The predict, evaluate and adjust pipelines
4. The predict
, evaluate
and adjust
pipelines#
This chapter explains the functionality behind eensight
’s pipelines for producing, evaluating and updating models for counterfactual predictions of energy consumption.
When we use calendar features for counterfactual energy consumption predictions, we make two (2) assumptions:
The calendar features approximate a hidden variable (let’s call it
activity
) that reflects the operating schedule of the building, as well as the density of its energy usage.
For instance, activity
may reflect the number of people in the building during a specific time, which, in turn, affects the level of plug and/or cooling loads, and/or the heating and cooling strategy that may include a pre-heating or pre-cooling operation based on the expected occupancy changes. This means that activity
levels are correlated with occupancy levels, but activity and occupancy don’t always coincide.
The relationship between the calendar features and the
activity
levels remains the same before and after the energy retrofit.
An alternative way to think about activity
is to regard it as a hidden variable that explains (part of) the variability of energy consumption given external (i.e. non occupancy-related) variables that are independent of the building’s operation.

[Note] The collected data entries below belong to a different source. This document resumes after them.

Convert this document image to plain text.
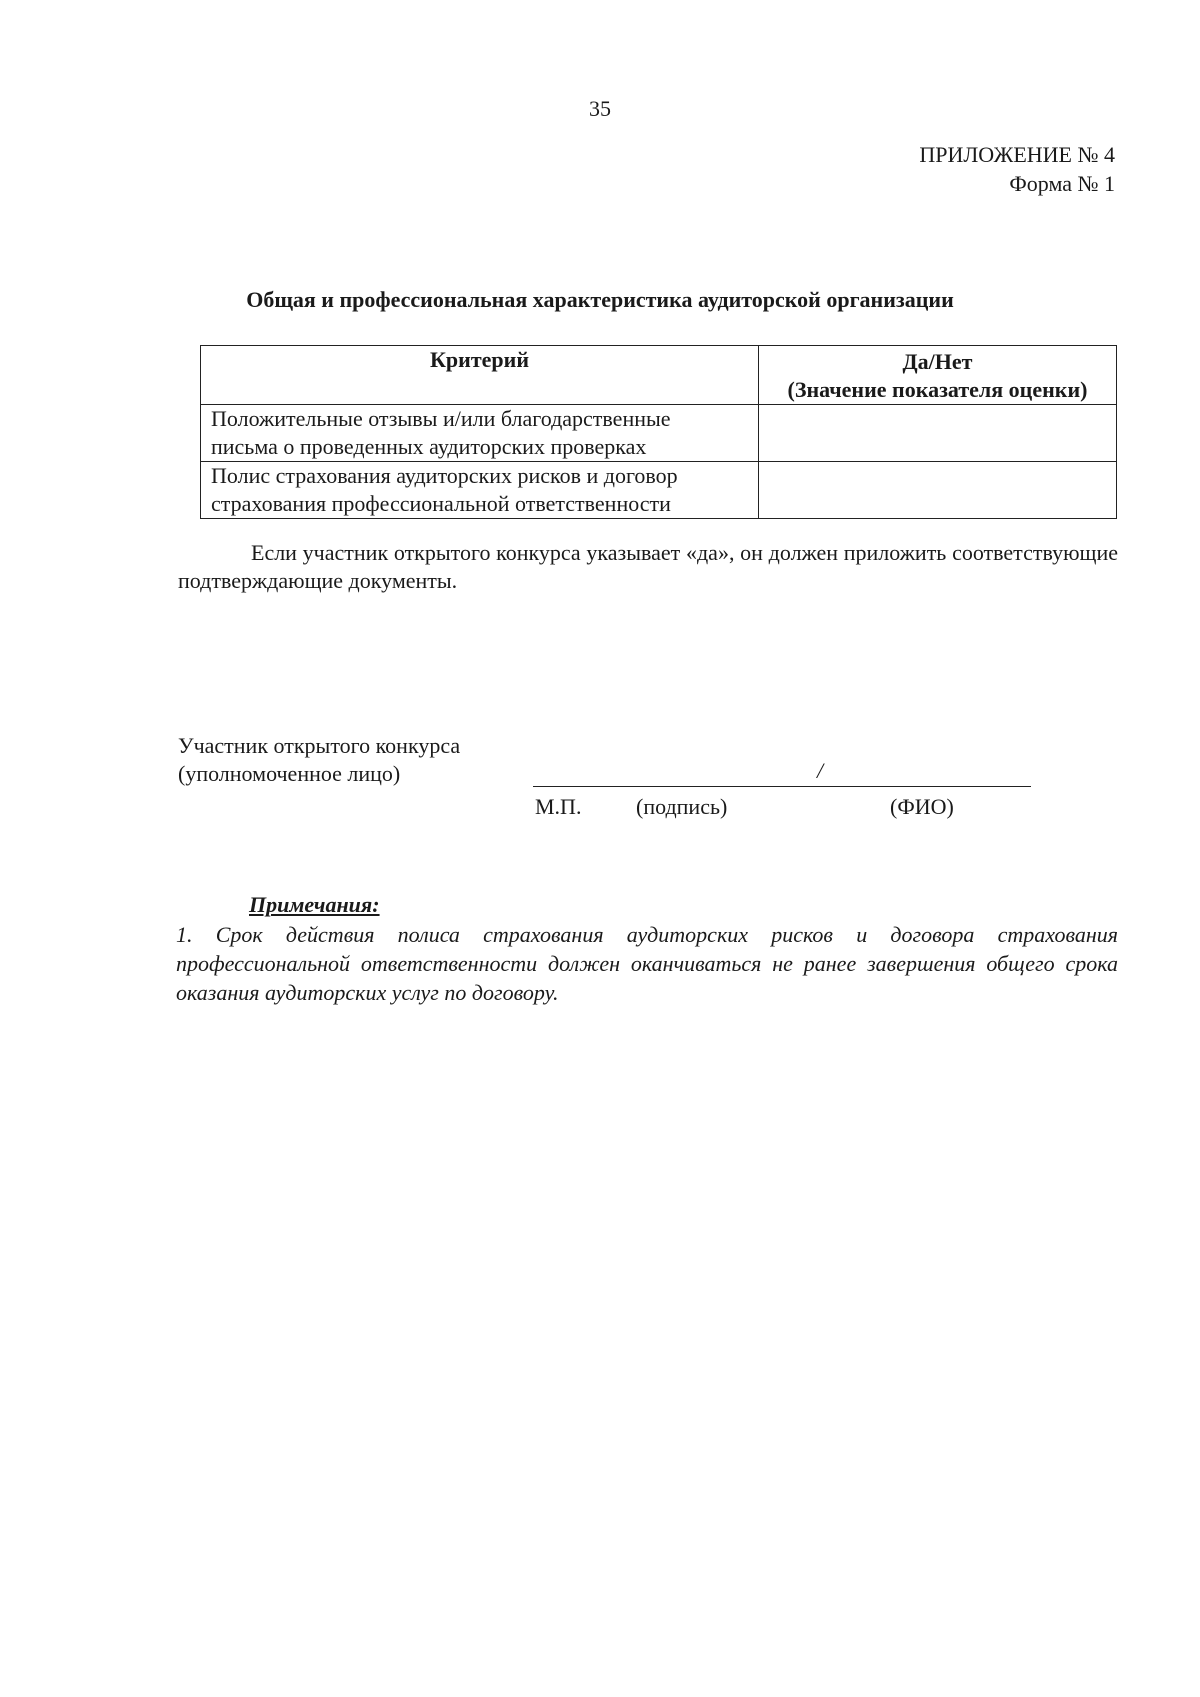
35
ПРИЛОЖЕНИЕ № 4
Форма № 1
Общая и профессиональная характеристика аудиторской организации
Критерий	Да/Нет
(Значение показателя оценки)

Положительные отзывы и/или благодарственные
письма о проведенных аудиторских проверках	

Полис страхования аудиторских рисков и договор
страхования профессиональной ответственности	

Если участник открытого конкурса указывает «да», он должен приложить соответствующие подтверждающие документы.
Участник открытого конкурса
(уполномоченное лицо)	/
М.П. (подпись)	(ФИО)
Примечания:
1. Срок действия полиса страхования аудиторских рисков и договора страхования профессиональной ответственности должен оканчиваться не ранее завершения общего срока оказания аудиторских услуг по договору.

The following diagram shows how activity
fits into an energy consumption prediction that uses calendar features:
The M&V approach of eensight
aims first at estimating directly the activity
feature and, then, at calculating the impact of an energy retrofit by comparing energy consumption before and after the retrofit for similar levels of occupancy-independent features (such as outdoor air temperature) and similar activity levels.